Comment récupérer les points perdus ?
Après un retrait d’un point, celui-ci peut être récupéré automatiquement au terme d’une période sans nouvelle infraction, sous certaines conditions. Pour les infractions entraînant trois points, le délai de récupération automatique est généralement plus long. La récupération dépend de la nature de l’infraction et du fait qu’aucune nouvelle infraction avec retrait de points ne soit commise pendant la période concernée.
Un stage de sensibilisation peut aussi permettre de récupérer jusqu’à quatre points, une fois par période prévue par la réglementation. Il est important de vérifier son solde officiel sur le service en ligne dédié de l’administration plutôt que de se fier à des estimations personnelles.
Attention également au paiement de l’amende : il est souvent considéré comme une reconnaissance de l’infraction et peut déclencher la procédure de retrait de points. En cas de désaccord sérieux, mieux vaut se renseigner sur les possibilités de contestation avant de régler l’amende.
Comment contester une verbalisation pour ligne blanche ?
Une contestation est possible si les faits reprochés sont inexacts, si la signalisation était absente ou illisible, ou si la situation correspondait à une exception prévue par le Code de la route. La démarche se réalise notamment en ligne via le portail de l’Agence nationale de traitement automatisé des infractions, ou selon les modalités indiquées sur l’avis de contravention.

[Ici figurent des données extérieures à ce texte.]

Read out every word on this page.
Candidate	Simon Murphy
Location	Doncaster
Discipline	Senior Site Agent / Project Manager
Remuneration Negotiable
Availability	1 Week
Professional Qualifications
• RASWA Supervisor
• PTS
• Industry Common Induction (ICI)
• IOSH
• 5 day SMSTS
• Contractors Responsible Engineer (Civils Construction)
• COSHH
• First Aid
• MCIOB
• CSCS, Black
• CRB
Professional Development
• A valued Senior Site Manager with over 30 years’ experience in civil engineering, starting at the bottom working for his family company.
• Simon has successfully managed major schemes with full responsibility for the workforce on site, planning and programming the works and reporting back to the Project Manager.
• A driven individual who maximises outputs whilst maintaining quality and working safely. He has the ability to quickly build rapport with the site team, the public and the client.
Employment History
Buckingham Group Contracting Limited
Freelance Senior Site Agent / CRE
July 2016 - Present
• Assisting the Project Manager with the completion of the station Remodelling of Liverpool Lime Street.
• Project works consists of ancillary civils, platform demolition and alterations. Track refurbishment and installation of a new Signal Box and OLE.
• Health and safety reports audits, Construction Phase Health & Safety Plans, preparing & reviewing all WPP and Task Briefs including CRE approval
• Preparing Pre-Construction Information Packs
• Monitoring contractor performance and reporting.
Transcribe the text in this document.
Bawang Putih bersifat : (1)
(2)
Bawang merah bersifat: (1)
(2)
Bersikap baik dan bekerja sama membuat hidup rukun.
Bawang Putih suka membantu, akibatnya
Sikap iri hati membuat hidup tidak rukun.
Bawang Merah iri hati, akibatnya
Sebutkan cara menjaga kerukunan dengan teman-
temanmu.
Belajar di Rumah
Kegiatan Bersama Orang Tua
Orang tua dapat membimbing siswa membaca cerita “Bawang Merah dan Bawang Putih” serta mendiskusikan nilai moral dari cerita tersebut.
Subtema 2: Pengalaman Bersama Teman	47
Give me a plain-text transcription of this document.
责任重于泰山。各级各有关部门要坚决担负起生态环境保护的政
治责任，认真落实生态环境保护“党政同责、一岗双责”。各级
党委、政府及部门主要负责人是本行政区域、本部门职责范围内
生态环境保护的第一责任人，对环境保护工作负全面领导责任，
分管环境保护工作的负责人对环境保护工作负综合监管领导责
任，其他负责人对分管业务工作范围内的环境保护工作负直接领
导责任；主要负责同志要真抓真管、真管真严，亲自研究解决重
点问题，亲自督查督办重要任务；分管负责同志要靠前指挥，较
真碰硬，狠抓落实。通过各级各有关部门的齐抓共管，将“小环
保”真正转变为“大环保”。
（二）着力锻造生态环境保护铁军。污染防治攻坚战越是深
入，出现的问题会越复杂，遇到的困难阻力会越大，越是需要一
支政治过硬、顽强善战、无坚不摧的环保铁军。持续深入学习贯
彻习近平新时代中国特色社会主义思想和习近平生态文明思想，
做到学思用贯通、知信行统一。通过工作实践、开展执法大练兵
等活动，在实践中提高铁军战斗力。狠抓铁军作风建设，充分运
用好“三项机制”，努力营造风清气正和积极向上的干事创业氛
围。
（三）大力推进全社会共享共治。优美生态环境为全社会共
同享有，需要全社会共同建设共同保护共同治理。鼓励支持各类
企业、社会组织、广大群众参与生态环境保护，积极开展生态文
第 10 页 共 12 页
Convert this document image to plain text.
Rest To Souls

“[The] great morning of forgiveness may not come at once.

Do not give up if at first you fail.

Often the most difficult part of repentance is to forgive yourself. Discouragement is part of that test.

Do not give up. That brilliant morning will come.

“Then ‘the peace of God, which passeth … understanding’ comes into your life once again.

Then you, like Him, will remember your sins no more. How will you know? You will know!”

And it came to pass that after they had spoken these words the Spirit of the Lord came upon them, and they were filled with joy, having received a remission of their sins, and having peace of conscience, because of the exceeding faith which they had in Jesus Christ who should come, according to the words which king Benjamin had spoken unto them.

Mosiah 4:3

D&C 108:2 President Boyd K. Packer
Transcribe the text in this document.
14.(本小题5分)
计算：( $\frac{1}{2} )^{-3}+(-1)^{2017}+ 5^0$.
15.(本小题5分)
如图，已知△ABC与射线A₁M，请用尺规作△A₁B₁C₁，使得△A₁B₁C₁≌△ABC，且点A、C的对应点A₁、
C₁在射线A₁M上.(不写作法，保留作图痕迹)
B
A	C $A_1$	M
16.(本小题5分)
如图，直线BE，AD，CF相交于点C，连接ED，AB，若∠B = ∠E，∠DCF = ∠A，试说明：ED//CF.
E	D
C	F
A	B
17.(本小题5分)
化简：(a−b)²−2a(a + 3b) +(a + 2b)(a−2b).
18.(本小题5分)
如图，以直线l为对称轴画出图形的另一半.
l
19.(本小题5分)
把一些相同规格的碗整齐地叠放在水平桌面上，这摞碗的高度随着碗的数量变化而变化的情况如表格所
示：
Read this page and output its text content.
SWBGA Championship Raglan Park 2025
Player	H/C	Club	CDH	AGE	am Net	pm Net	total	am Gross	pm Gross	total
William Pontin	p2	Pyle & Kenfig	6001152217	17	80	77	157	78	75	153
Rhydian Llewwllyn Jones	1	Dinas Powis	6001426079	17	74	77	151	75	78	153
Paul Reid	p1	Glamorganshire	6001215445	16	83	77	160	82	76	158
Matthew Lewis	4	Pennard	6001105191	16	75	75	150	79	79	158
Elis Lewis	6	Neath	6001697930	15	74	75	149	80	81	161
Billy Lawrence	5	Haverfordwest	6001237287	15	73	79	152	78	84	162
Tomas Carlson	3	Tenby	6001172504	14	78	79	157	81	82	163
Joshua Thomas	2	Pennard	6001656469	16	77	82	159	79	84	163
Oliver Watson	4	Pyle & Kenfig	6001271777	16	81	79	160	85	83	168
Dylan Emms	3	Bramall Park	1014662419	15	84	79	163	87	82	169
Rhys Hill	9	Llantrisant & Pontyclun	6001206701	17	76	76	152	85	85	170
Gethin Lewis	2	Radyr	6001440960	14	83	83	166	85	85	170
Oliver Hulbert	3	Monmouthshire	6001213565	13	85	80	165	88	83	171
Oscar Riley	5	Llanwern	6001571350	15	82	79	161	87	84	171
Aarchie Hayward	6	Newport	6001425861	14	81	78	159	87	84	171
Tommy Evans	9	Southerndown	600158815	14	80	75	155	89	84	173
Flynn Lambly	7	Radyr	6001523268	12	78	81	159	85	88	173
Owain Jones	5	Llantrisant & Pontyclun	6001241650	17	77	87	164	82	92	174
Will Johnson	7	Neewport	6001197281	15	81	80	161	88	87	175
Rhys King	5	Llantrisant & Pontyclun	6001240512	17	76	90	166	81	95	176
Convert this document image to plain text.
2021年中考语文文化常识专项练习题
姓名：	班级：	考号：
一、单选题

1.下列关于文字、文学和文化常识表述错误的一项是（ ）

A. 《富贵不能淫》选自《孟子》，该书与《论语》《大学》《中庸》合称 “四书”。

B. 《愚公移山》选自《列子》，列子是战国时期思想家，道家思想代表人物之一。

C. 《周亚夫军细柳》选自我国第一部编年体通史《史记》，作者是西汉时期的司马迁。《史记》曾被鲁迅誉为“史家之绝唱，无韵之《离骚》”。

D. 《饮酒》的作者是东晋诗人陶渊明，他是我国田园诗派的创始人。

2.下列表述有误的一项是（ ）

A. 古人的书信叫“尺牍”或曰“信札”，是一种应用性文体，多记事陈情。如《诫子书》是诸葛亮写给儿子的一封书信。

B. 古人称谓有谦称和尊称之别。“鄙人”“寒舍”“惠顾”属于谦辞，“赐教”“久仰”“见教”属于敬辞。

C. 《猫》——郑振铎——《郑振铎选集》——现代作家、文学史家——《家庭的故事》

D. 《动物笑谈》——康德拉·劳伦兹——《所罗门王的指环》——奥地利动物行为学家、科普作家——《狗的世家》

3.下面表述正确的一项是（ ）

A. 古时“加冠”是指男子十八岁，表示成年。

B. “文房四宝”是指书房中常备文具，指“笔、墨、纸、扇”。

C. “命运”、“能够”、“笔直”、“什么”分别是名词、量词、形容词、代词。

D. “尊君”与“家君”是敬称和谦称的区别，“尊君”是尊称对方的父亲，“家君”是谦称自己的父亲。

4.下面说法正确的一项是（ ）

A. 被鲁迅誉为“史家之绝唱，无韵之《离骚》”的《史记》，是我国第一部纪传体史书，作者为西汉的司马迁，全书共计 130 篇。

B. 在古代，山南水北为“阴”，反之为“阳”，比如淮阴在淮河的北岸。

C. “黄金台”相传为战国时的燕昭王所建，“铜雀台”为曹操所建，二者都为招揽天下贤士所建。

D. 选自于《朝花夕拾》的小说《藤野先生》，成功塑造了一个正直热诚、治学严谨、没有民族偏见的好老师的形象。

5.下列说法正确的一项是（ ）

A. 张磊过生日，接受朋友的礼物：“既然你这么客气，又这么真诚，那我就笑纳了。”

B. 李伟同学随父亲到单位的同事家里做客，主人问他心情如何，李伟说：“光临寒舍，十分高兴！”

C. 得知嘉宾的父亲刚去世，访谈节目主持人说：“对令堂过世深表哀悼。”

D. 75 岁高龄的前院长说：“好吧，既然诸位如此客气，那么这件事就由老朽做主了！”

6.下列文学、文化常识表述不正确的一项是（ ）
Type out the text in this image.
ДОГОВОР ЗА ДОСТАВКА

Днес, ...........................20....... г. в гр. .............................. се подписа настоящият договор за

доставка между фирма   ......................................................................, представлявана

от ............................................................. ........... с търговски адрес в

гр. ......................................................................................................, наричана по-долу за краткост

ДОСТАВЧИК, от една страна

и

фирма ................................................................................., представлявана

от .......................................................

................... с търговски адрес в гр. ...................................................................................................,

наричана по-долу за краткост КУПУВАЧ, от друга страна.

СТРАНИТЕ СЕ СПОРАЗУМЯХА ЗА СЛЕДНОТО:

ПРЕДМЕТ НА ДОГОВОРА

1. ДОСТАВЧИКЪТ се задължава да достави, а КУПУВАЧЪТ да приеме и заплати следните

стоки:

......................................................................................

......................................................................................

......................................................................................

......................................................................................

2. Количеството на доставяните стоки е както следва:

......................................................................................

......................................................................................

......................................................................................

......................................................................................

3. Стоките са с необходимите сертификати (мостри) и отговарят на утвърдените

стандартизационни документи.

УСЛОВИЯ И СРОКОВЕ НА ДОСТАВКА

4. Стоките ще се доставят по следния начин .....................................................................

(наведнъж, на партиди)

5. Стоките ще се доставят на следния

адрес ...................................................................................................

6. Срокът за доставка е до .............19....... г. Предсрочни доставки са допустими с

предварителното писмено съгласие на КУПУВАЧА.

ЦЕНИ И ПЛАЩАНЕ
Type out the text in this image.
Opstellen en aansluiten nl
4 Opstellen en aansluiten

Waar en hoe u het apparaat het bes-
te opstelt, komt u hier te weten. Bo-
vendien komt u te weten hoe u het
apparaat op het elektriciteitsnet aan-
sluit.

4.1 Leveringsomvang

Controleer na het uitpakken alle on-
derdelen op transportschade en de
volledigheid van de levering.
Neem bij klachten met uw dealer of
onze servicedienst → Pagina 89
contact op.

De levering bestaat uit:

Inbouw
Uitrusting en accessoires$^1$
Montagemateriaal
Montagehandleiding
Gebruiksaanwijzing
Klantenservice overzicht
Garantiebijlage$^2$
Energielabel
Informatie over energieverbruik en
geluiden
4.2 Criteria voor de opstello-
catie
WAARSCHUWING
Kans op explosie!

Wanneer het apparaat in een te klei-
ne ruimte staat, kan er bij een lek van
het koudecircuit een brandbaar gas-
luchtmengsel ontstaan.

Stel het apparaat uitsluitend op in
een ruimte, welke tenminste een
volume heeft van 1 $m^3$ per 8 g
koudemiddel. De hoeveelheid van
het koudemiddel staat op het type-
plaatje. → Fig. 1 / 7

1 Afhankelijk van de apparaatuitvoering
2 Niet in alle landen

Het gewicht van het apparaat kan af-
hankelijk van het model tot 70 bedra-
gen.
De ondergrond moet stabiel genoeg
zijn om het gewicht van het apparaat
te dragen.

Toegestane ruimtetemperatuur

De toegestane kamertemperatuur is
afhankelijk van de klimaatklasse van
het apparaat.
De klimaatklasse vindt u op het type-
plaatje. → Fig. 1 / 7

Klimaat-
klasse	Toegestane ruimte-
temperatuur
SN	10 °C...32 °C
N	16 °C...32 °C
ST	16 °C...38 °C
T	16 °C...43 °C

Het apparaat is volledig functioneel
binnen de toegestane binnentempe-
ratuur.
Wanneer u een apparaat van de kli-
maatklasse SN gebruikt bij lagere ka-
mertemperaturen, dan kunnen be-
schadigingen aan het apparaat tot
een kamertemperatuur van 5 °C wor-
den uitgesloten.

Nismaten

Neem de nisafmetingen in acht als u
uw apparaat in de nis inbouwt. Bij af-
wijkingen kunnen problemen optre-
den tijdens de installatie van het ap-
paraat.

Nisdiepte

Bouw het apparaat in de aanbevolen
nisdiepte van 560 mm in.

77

Une simple affirmation du type « je n’ai pas fait exprès » ne suffit généralement pas. Il faut présenter des éléments concrets : photographies de la signalisation, témoignages, documents liés à des travaux, configuration des lieux ou explications précises sur la nécessité d’éviter un danger.
Il faut aussi respecter les délais mentionnés sur l’avis. Une contestation tardive ou mal formulée risque d’être rejetée, tandis qu’une démarche structurée permet au juge ou à l’administration d’examiner réellement la situation.
Les bons réflexes pour éviter la perte de points
- Anticipez les ralentissements et gardez une distance suffisante avec le véhicule qui vous précède.
- Ne dépassez jamais sur une ligne continue simplement parce que le véhicule devant vous roule lentement.
- Adaptez votre vitesse avant un virage, un sommet de côte ou une zone où la visibilité diminue.
- En présence d’un cycliste, attendez une zone suffisamment dégagée pour dépasser avec l’écart réglementaire.
- Ne vous laissez pas entraîner par les autres véhicules : leur manœuvre n’est pas nécessairement légale.
- Vérifiez votre solde de points et consultez rapidement l’avis reçu en cas de verbalisation.
En résumé pratique : chevaucher une ligne blanche continue coûte généralement un point, tandis que la franchir entraîne le retrait de trois points. Dans les deux cas, l’amende forfaitaire est habituellement de 135 euros. La règle peut sembler stricte, mais cette ligne n’est pas une simple décoration au milieu de la route : elle signale que le dépassement présente un risque particulier. Sur ce sujet, lever le pied quelques instants reste souvent la meilleure façon de conserver ses points… et d’arriver entier à destination.